UserA --WebRTC--->---+
                     +--->- StreamYeard -->-RTMP-->- YouTube/Twitch.tv
UserB --WebRTC---->--+

You need to buy a non-free plan to support Custom RTMP destinations to publish the RTMP to your media server like SRS or Nginx, then you could broadcast to multiple destination, like this:

                    +->-- YouTube/Twitch.tv
                    |
StreamYeard ->-RTMP-+->- Custom RTMP destinations --+--RTMP-> YouTube/Twitch.tv
                         (SRS/Nginx media server)   |
                                                    +--HLS/FLV--> Flutter App

Note: Once streaming to your RTMP server or video cloud platform, you could covert to HLS/HTTP-FLV for your FlutterAPP to play it. About player and protocol, please read here.
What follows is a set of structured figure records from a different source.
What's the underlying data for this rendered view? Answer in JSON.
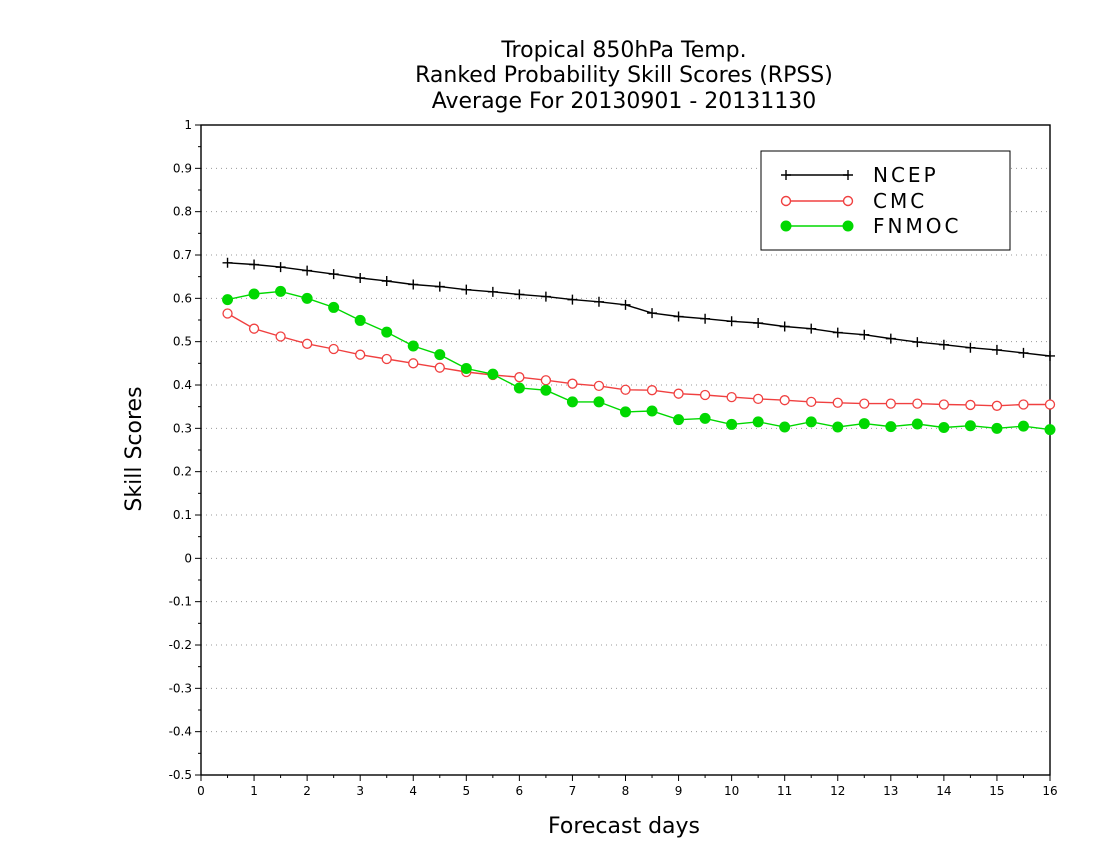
{
  "chart_data": {
    "type": "line",
    "title_lines": [
      "Tropical 850hPa Temp.",
      "Ranked Probability Skill Scores (RPSS)",
      "Average For 20130901 - 20131130"
    ],
    "xlabel": "Forecast days",
    "ylabel": "Skill Scores",
    "xlim": [
      0,
      16
    ],
    "ylim": [
      -0.5,
      1
    ],
    "xticks": [
      "0",
      "1",
      "2",
      "3",
      "4",
      "5",
      "6",
      "7",
      "8",
      "9",
      "10",
      "11",
      "12",
      "13",
      "14",
      "15",
      "16"
    ],
    "yticks": [
      "-0.5",
      "-0.4",
      "-0.3",
      "-0.2",
      "-0.1",
      "0",
      "0.1",
      "0.2",
      "0.3",
      "0.4",
      "0.5",
      "0.6",
      "0.7",
      "0.8",
      "0.9",
      "1"
    ],
    "grid": "horizontal dotted",
    "legend_position": "top-right",
    "x": [
      0.5,
      1,
      1.5,
      2,
      2.5,
      3,
      3.5,
      4,
      4.5,
      5,
      5.5,
      6,
      6.5,
      7,
      7.5,
      8,
      8.5,
      9,
      9.5,
      10,
      10.5,
      11,
      11.5,
      12,
      12.5,
      13,
      13.5,
      14,
      14.5,
      15,
      15.5,
      16
    ],
    "series": [
      {
        "name": "NCEP",
        "color": "#000000",
        "marker": "plus",
        "values": [
          0.682,
          0.678,
          0.672,
          0.664,
          0.656,
          0.647,
          0.64,
          0.632,
          0.627,
          0.62,
          0.615,
          0.609,
          0.604,
          0.597,
          0.592,
          0.585,
          0.566,
          0.558,
          0.553,
          0.547,
          0.543,
          0.535,
          0.53,
          0.521,
          0.516,
          0.507,
          0.499,
          0.493,
          0.486,
          0.481,
          0.474,
          0.467
        ]
      },
      {
        "name": "CMC",
        "color": "#f04040",
        "marker": "open-circle",
        "values": [
          0.565,
          0.53,
          0.512,
          0.495,
          0.483,
          0.47,
          0.46,
          0.45,
          0.44,
          0.43,
          0.423,
          0.418,
          0.411,
          0.403,
          0.398,
          0.389,
          0.388,
          0.38,
          0.377,
          0.372,
          0.368,
          0.365,
          0.361,
          0.359,
          0.357,
          0.357,
          0.357,
          0.355,
          0.354,
          0.352,
          0.355,
          0.355
        ]
      },
      {
        "name": "FNMOC",
        "color": "#00d800",
        "marker": "filled-circle",
        "values": [
          0.597,
          0.61,
          0.616,
          0.6,
          0.579,
          0.549,
          0.522,
          0.49,
          0.47,
          0.438,
          0.425,
          0.393,
          0.388,
          0.361,
          0.361,
          0.338,
          0.34,
          0.32,
          0.323,
          0.309,
          0.315,
          0.303,
          0.315,
          0.303,
          0.311,
          0.304,
          0.31,
          0.302,
          0.306,
          0.3,
          0.305,
          0.297
        ]
      }
    ]
  }
}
It depends on which part you want to build by yourself, and it's possible to build by open-source projects.

Note: Note that you could use StreamYeard to streaming to YouTube and Custom RTMP server, or use FFmpeg to pull stream from your custom server then publish to any other live streaming platform.

For this solution, the StreamYeard actually plays as Video Chat or video conference platform, like ZOOM. It will transcode each WebRTC stream and mix all the audio and videos to one RTMP stream.

So you could use WebRTC server to build your StreamYeard, then use FFmpeg to transcode and mix the streams, because it is off topic so let me stop here.